Personal information
- Nationality: China
- Born: 20 November 1985 (age 40) Shanghai, China
- Height: 1.82 m (5 ft 11+1⁄2 in)
- Weight: 76 kg (168 lb)

Sport
- Sport: Shooting
- Events: Trap, double trap
- Club: Shanghai Sports Club
- Coached by: Wang Lan

Medal record
Men's shooting
Representing China
World Championships
| Gold medal – first place | 2011 Belgrade | Double trap |
Asian Championships
| Silver medal – second place | 2011 Kuala Lumpur | Double trap team |

= Li Jun (sport shooter) =

Chinese sport shooter (born 1985)

Li Jun (李 君 (Li Jūn); born November 20, 1985, in Shanghai) is a Chinese sport shooter.
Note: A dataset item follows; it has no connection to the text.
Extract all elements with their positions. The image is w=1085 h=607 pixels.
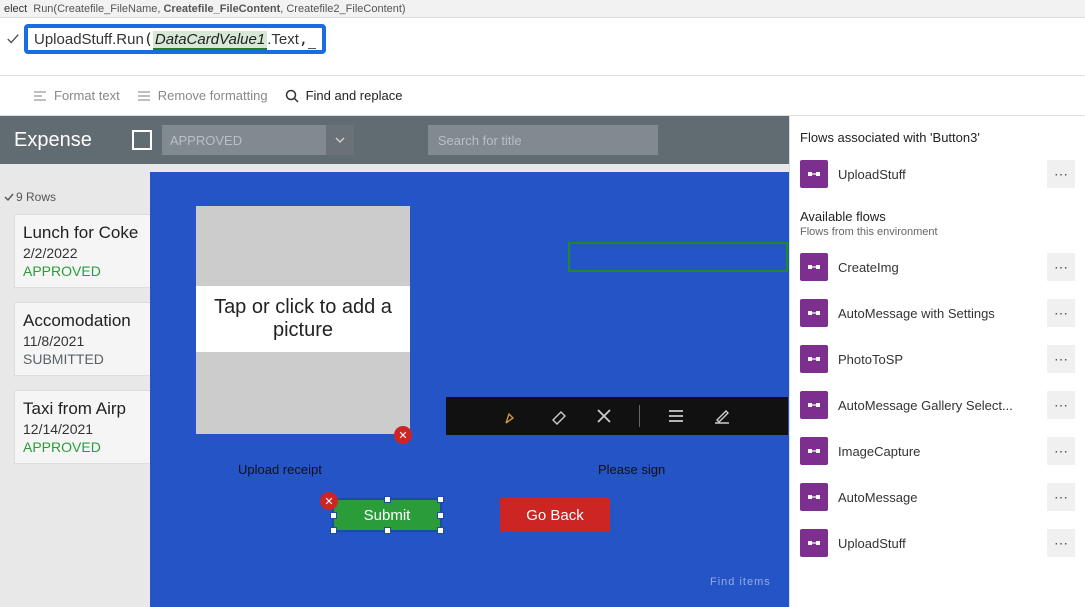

He won a gold medal in the men's double trap at the 2011 ISSF World Shotgun Championships, with a total score of 194 targets, earning him a spot on the Chinese team for the Olympics.

Li represented China at the 2012 Summer Olympics in London, where he competed in the men's double trap, along with his teammate and Olympic bronze medalist Hu Binyuan. He scored a total of 134 targets in the qualifying rounds, five points ahead of India's Ronjan Sodhi after the final attempt, finishing in tenth place.